Rivière, de Lucien Suel : un texte-forêt nourricière



 En ouvrant Rivière, j'ai entamé un voyage littéraire inoubliable.
Aucun mot n'est de trop, chacun se fait racine, bois, feuille, branche d'un texte-forêt nourricière.

Je connaissais la réputation de Lucien Suel, poète jardinier vivant non loin de chez moi. Je n'avais cependant jamais parcouru ses pages.
Son dernier roman m'a cueillie sur un rayon de médiathèque, puis nous nous sommes rencontrés, voisins de dédicace. Enfin, j'ai ouvert les pages.
J'ai lu ce dernier livre paru avec la certitude de vouloir découvrir les autres œuvres de Lucien. 

Tout se fait un peu à rebours, comme on remonte le courant.


Rivière nous immerge dans le quotidien de Jean-Baptiste ayant perdu Claire, son grand amour. Dans cette vie simple où fleurissent les souvenirs des années hippies, ceux de l'insouciance sur fond de Bob Dylan, des idéaux qui poussaient à côté du monde, JB rafistole son chagrin en mettant les mains dans la terre, en empruntant des livres à la médiathèque, en tweetant, aussi. Il traverse les époques tandis que Claire fait des incursions dans le texte, fantôme pas encore résolu à partir pour de bon, poétesse de l'invisible qui chante l'amour qui a été et qui demeure au delà du corps.

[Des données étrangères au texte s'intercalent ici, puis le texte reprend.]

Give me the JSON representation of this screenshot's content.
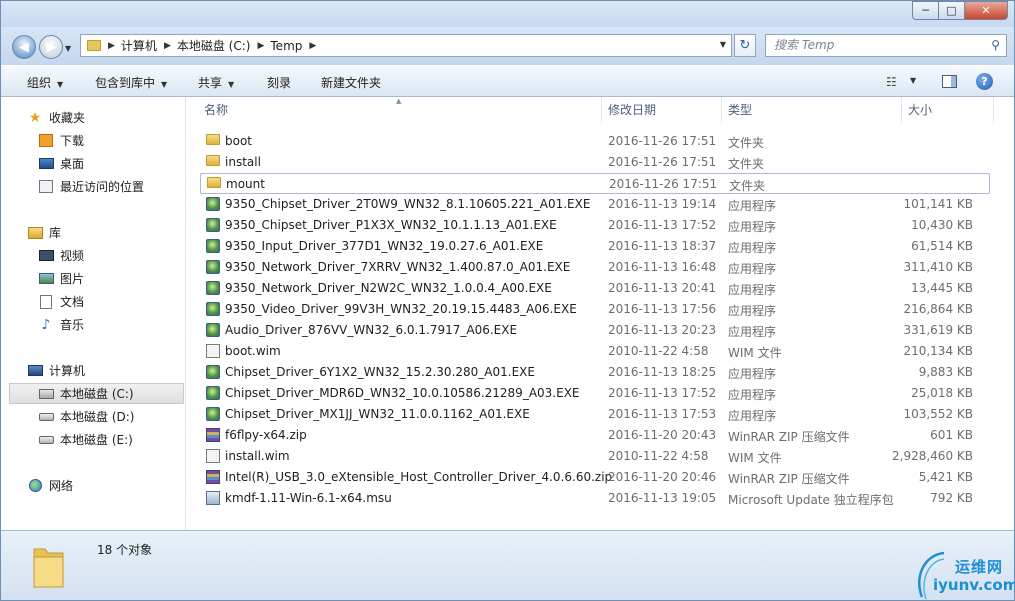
{
  "window": {
    "minimize": "─",
    "maximize": "□",
    "close": "✕"
  },
  "address": {
    "crumbs": [
      "计算机",
      "本地磁盘 (C:)",
      "Temp"
    ],
    "search_placeholder": "搜索 Temp"
  },
  "toolbar": {
    "organize": "组织",
    "include_in_library": "包含到库中",
    "share": "共享",
    "burn": "刻录",
    "new_folder": "新建文件夹"
  },
  "sidebar": {
    "favorites": "收藏夹",
    "downloads": "下载",
    "desktop": "桌面",
    "recent": "最近访问的位置",
    "libraries": "库",
    "videos": "视频",
    "pictures": "图片",
    "documents": "文档",
    "music": "音乐",
    "computer": "计算机",
    "drive_c": "本地磁盘 (C:)",
    "drive_d": "本地磁盘 (D:)",
    "drive_e": "本地磁盘 (E:)",
    "network": "网络"
  },
  "columns": {
    "name": "名称",
    "modified": "修改日期",
    "type": "类型",
    "size": "大小"
  },
  "files": [
    {
      "name": "boot",
      "date": "2016-11-26 17:51",
      "type": "文件夹",
      "size": "",
      "icon": "folder-icon"
    },
    {
      "name": "install",
      "date": "2016-11-26 17:51",
      "type": "文件夹",
      "size": "",
      "icon": "folder-icon"
    },
    {
      "name": "mount",
      "date": "2016-11-26 17:51",
      "type": "文件夹",
      "size": "",
      "icon": "folder-icon"
    },
    {
      "name": "9350_Chipset_Driver_2T0W9_WN32_8.1.10605.221_A01.EXE",
      "date": "2016-11-13 19:14",
      "type": "应用程序",
      "size": "101,141 KB",
      "icon": "exe-icon"
    },
    {
      "name": "9350_Chipset_Driver_P1X3X_WN32_10.1.1.13_A01.EXE",
      "date": "2016-11-13 17:52",
      "type": "应用程序",
      "size": "10,430 KB",
      "icon": "exe-icon"
    },
    {
      "name": "9350_Input_Driver_377D1_WN32_19.0.27.6_A01.EXE",
      "date": "2016-11-13 18:37",
      "type": "应用程序",
      "size": "61,514 KB",
      "icon": "exe-icon"
    },
    {
      "name": "9350_Network_Driver_7XRRV_WN32_1.400.87.0_A01.EXE",
      "date": "2016-11-13 16:48",
      "type": "应用程序",
      "size": "311,410 KB",
      "icon": "exe-icon"
    },
    {
      "name": "9350_Network_Driver_N2W2C_WN32_1.0.0.4_A00.EXE",
      "date": "2016-11-13 20:41",
      "type": "应用程序",
      "size": "13,445 KB",
      "icon": "exe-icon"
    },
    {
      "name": "9350_Video_Driver_99V3H_WN32_20.19.15.4483_A06.EXE",
      "date": "2016-11-13 17:56",
      "type": "应用程序",
      "size": "216,864 KB",
      "icon": "exe-icon"
    },
    {
      "name": "Audio_Driver_876VV_WN32_6.0.1.7917_A06.EXE",
      "date": "2016-11-13 20:23",
      "type": "应用程序",
      "size": "331,619 KB",
      "icon": "exe-icon"
    },
    {
      "name": "boot.wim",
      "date": "2010-11-22 4:58",
      "type": "WIM 文件",
      "size": "210,134 KB",
      "icon": "wim-icon"
    },
    {
      "name": "Chipset_Driver_6Y1X2_WN32_15.2.30.280_A01.EXE",
      "date": "2016-11-13 18:25",
      "type": "应用程序",
      "size": "9,883 KB",
      "icon": "exe-icon"
    },
    {
      "name": "Chipset_Driver_MDR6D_WN32_10.0.10586.21289_A03.EXE",
      "date": "2016-11-13 17:52",
      "type": "应用程序",
      "size": "25,018 KB",
      "icon": "exe-icon"
    },
    {
      "name": "Chipset_Driver_MX1JJ_WN32_11.0.0.1162_A01.EXE",
      "date": "2016-11-13 17:53",
      "type": "应用程序",
      "size": "103,552 KB",
      "icon": "exe-icon"
    },
    {
      "name": "f6flpy-x64.zip",
      "date": "2016-11-20 20:43",
      "type": "WinRAR ZIP 压缩文件",
      "size": "601 KB",
      "icon": "zip-icon"
    },
    {
      "name": "install.wim",
      "date": "2010-11-22 4:58",
      "type": "WIM 文件",
      "size": "2,928,460 KB",
      "icon": "wim-icon"
    },
    {
      "name": "Intel(R)_USB_3.0_eXtensible_Host_Controller_Driver_4.0.6.60.zip",
      "date": "2016-11-20 20:46",
      "type": "WinRAR ZIP 压缩文件",
      "size": "5,421 KB",
      "icon": "zip-icon"
    },
    {
      "name": "kmdf-1.11-Win-6.1-x64.msu",
      "date": "2016-11-13 19:05",
      "type": "Microsoft Update 独立程序包",
      "size": "792 KB",
      "icon": "msu-icon"
    }
  ],
  "status": {
    "item_count": "18 个对象"
  },
  "watermark": {
    "line1": "运维网",
    "line2": "iyunv.com"
  }
}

Les lieux de l'histoire me sont pour beaucoup familiers, j'ai ressenti ce privilège, cette connivence qui naît d'une géographie commune.


J'ai adoré la plume incroyablement poétique de Lucien, pour ce talent qu'elle possède : ne jamais en faire trop, toujours provoquer l'image lumineuse dans une simplicité flirtant avec l'essentiel. Les mots coulent comme la rivière, ils clapotent et nous entraînent dans le flot sans qu'on ait envie de se débattre. La contemplation et le voyage suffisent.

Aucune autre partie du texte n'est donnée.